As a student in global health, the increasingly uncertain situation here raises difficult questions. What is my role? What is the role of the global health community more broadly? By being here we are part of this, but is simply being here enough? What difference can we hope to make in a problem so dauntingly multifaceted, so grand in scale?

In Goma, the international aid and security presence looms large. UN tanks full of gun-toating, blue-helmeted men and white land cruisers emblazoned with the logos of international NGOs choke the streets of centre ville. Most aid agencies are founded on the principle of neutrality, because taking no side and playing by the government rulebook preserved their ability to act safely and fairly, and reach the greatest number of people. But as recent events in Syria and Afghanistan show, where humanitarian actors have been deliberately targeted in illegal acts of war, we find ourselves in a lethally one-sided agreement.

With impartiality no longer the shield behind which we can safely give aid, I find it difficult to condone having no opinion, not engaging in the issues that create the need for our work, not using our voice at all. The world is all too ready to swallow more clichés and accept the deaths of distant others. Not being tied to a political agenda, perhaps our role is to capitalize on our privileged status and break the silences that kill so many.

However, we cannot expect, and nor would it be desirable, for autonomous aid organizations to risk their mandates by wading into political debate. Rather, it is the collective effort of the global health profession that makes us powerful. There is a decades-old industry of humanitarian assistance in this city and one that I think has made a profound difference to many people. From those at the small Congolese NGO that I am working for, to the big names of the aid world, there are an awful lot of people here, each achieving small victories in a vast machine trying to alter the narrative of this country.

While it can be hard to see how my presence amounts to more than a learning opportunity and stripes on my lapels, a career of many small actions alongside so many colleagues in similar pursuits could amount to something profound.  

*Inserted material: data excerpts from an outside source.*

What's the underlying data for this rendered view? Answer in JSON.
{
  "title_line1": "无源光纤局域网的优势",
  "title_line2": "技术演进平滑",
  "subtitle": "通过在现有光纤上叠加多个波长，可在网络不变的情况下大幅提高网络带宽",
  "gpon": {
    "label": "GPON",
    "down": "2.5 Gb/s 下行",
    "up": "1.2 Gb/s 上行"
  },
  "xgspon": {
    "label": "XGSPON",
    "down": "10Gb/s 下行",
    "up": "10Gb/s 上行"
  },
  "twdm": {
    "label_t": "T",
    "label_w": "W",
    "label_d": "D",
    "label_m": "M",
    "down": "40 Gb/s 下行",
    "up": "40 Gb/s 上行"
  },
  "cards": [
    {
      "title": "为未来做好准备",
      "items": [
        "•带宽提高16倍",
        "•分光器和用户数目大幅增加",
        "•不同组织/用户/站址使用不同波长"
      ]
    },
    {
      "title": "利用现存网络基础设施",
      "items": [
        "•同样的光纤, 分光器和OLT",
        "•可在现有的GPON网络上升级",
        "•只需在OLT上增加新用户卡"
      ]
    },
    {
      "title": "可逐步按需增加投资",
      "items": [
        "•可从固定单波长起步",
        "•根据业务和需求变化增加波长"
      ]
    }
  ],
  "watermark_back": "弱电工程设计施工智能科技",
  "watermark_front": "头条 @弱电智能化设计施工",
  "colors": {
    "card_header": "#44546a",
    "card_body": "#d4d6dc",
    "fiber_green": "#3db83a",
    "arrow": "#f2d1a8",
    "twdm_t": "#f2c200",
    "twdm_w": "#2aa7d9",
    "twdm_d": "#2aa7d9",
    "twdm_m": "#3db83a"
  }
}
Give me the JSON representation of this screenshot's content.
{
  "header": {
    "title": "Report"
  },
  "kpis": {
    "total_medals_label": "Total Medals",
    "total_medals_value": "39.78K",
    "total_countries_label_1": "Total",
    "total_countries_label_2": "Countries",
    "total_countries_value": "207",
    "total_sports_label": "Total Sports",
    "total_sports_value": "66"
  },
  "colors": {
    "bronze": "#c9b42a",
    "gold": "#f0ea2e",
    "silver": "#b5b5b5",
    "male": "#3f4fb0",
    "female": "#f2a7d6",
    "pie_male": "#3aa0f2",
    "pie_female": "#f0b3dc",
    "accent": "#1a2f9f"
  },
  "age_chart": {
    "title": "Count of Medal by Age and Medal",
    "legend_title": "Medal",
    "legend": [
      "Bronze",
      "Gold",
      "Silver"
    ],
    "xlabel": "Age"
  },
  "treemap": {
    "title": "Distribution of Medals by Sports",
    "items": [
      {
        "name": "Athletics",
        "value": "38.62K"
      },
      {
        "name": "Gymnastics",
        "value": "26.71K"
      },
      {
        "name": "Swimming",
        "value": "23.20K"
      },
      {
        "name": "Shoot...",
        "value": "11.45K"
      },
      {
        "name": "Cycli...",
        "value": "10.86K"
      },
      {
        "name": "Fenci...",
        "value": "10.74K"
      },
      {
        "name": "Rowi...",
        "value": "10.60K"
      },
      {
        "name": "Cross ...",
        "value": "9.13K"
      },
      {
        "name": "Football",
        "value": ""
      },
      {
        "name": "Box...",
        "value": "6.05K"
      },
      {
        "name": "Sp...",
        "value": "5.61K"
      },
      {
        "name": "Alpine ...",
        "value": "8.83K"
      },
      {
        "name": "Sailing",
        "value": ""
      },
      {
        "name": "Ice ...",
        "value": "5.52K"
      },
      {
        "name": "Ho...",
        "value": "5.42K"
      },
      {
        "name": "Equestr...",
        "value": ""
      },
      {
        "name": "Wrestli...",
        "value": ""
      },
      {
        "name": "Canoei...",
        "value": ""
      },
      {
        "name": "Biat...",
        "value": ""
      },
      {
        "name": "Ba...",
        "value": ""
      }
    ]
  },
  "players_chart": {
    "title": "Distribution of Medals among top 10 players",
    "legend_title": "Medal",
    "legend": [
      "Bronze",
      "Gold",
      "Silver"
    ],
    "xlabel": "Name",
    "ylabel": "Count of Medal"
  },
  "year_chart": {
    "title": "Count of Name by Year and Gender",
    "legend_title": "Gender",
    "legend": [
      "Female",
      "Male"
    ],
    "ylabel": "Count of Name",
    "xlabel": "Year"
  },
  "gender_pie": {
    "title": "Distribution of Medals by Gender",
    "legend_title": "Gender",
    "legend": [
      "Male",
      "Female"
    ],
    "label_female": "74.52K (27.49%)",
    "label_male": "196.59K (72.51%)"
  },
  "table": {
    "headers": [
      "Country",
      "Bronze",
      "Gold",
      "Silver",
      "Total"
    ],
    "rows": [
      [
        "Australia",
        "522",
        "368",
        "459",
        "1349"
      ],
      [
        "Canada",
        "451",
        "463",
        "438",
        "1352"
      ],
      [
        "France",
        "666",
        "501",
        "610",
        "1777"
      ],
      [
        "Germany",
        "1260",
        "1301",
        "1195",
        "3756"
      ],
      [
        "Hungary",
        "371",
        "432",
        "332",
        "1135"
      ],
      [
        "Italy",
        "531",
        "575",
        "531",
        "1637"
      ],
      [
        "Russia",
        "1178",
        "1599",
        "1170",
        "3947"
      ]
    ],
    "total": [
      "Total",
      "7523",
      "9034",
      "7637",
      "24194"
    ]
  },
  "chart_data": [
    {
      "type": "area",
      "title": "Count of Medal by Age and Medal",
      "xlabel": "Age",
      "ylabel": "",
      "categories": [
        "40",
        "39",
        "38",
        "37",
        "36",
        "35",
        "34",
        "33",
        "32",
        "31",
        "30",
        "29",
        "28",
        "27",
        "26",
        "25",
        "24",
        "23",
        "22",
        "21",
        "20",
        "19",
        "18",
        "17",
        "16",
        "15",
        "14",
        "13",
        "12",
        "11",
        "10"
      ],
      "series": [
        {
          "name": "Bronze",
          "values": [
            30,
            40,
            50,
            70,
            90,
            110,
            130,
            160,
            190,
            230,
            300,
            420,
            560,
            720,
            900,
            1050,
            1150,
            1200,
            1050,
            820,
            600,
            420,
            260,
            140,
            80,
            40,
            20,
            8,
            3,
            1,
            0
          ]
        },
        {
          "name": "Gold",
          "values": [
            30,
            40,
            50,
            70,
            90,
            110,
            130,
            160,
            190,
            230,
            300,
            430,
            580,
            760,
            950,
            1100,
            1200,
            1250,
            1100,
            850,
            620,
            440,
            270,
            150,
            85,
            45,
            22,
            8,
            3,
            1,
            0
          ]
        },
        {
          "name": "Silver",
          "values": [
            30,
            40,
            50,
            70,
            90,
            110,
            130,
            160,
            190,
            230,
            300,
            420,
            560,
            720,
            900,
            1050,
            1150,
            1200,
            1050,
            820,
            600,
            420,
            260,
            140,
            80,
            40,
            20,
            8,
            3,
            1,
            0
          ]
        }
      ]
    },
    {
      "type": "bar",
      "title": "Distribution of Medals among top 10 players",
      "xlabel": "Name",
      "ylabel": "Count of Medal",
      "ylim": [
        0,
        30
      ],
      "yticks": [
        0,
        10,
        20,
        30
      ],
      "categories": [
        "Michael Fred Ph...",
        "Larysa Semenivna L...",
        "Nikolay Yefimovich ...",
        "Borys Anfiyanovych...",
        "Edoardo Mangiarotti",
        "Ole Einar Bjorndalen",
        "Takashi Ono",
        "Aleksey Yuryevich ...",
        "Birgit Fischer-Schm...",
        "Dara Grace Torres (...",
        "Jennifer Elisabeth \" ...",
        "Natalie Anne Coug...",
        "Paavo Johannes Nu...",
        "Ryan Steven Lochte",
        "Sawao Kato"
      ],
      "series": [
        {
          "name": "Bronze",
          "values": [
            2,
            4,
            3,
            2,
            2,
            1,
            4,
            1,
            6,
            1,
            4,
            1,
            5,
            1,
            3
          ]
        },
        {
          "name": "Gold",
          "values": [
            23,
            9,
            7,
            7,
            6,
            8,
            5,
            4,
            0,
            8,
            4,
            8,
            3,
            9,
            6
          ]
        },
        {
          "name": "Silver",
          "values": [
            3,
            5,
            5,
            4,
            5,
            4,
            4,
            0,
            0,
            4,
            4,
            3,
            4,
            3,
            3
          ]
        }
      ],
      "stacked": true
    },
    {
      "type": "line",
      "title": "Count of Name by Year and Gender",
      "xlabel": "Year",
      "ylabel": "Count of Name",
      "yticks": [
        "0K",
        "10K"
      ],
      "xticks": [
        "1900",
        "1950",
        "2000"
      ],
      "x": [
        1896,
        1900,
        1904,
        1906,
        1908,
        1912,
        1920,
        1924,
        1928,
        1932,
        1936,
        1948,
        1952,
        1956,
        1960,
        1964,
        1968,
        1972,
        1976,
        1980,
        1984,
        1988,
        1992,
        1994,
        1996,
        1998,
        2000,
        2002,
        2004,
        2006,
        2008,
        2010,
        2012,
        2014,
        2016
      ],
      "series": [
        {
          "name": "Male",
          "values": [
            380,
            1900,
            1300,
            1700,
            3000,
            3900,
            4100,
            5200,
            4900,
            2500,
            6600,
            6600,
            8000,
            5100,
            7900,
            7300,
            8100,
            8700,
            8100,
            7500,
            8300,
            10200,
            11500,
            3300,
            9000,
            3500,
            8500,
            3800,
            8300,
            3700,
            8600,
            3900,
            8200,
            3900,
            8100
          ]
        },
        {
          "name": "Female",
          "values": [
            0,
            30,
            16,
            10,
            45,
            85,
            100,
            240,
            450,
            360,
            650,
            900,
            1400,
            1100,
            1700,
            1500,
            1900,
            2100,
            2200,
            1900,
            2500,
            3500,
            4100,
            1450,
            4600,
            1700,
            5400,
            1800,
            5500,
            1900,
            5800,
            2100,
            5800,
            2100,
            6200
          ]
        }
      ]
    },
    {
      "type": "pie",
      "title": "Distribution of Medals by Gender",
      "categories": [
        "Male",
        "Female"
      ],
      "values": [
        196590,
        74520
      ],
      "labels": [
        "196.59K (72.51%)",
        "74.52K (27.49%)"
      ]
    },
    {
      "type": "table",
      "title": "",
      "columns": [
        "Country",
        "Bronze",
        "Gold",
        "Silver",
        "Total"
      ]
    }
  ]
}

The tension of global health is feeling the need to act whilst knowing that quick fixes won’t do the job. In medicine you can take direct action to help those in front of you, though you are merely patching up recurring wounds. Yet the starkness and immediacy of the needs of the population also make the delayed impact of public health and research seem insufficient. As one of the community monitors in our study asked, “How can I expect to ask questions to these people every month, without giving anything in return?”

As the disturbingly familiar scenario starts to unfold here in the DRC, the questions I have posed remain only partially answered. But I’m beginning to wonder if perhaps this is how it should be in this field.

If you turn up at a hotel bar on the right night of the week, you will find ex-pats of all stripes exchanging stories over bottles of local beer. Beneath the bravado though, I think most are asking themselves why they are here and whether they are doing the right thing. I hope this uneasiness inherent in global health work spurs individuals and organizations to be vocal, and that the constant questioning signals our collective ambition to keep searching for better answers.


Prudence Jarret is a medical doctor from London, UK, and a second year MPH student in the department of Epidemiology. She has conducted research and clinical work in Zimbabwe, Swaziland and Malawi, and aims to apply her combined clinical and public health training to future work in humanitarian assistance.